4) Compare values (absolute min over all real numbers)
Evaluate $Q$:

• $Q(0)=1$
• If $x^2=\frac{1}{2}$ then $x^4=\frac{1}{4}$, so:
  $Q = \frac{1}{4} - \frac{1}{2} + 1 = \frac{3}{4}$
  Thus the minimum occurs at:
  $x = \pm \frac{1}{\sqrt{2}}$
  Corresponding $y$ values:
  $y = x^2 = \frac{1}{2}$
  So the closest points are:
  $\left(\frac{1}{\sqrt{2}}, \frac{1}{2}\right), \left(-\frac{1}{\sqrt{2}}, \frac{1}{2}\right)$

Common traps in optimization (and how to avoid them)
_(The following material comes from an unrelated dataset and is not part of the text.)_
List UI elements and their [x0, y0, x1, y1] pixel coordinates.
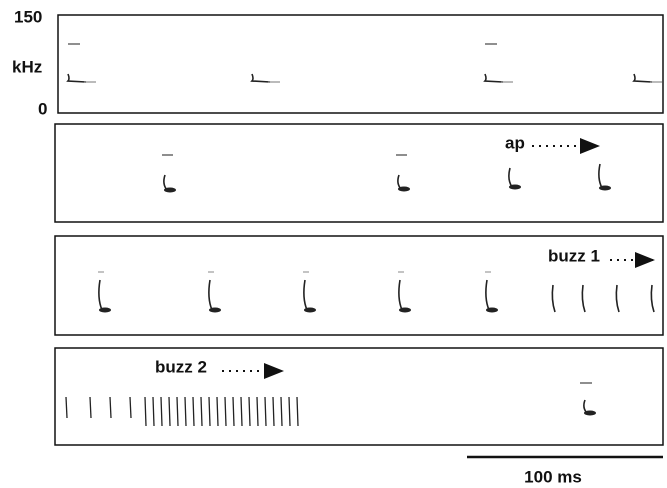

• Optimizing the wrong function: For distance problems, minimizing $D$ vs minimizing $D^2$ gives the same $x$-location, but if you mix them partway through, you can make algebra mistakes. Choose one and stick with it.
• Forgetting endpoints: If the domain is a closed interval (common in geometry with nonnegative dimensions), you must check endpoints for absolute extrema.
• Losing the meaning of the variable: Often you solve for $x$ but the question asks for dimensions, a point, or a maximum value. Always translate back.
• Domain errors: You might find a critical point like $x=-3$, but if $x$ represents a length, it’s invalid.

Exam Focus

• Typical question patterns:
  • “Maximize/minimize area/volume/cost” with a geometric constraint (fixed perimeter, fixed area, given amount of material).
  • “Find dimensions that minimize cost” where different parts have different per-unit costs (leading to a cost function like $C(x)$).
  • Distance minimization (closest point) using $D^2$ to simplify.
• Common mistakes:
  • Differentiating before reducing to one variable, then getting stuck with multiple variables.
  • Finding a critical point but not verifying it’s in the feasible domain (or not comparing with endpoints).
  • Reporting only the critical $x$ value when the prompt asks for the optimized quantity (maximum area, minimum cost, or full dimensions).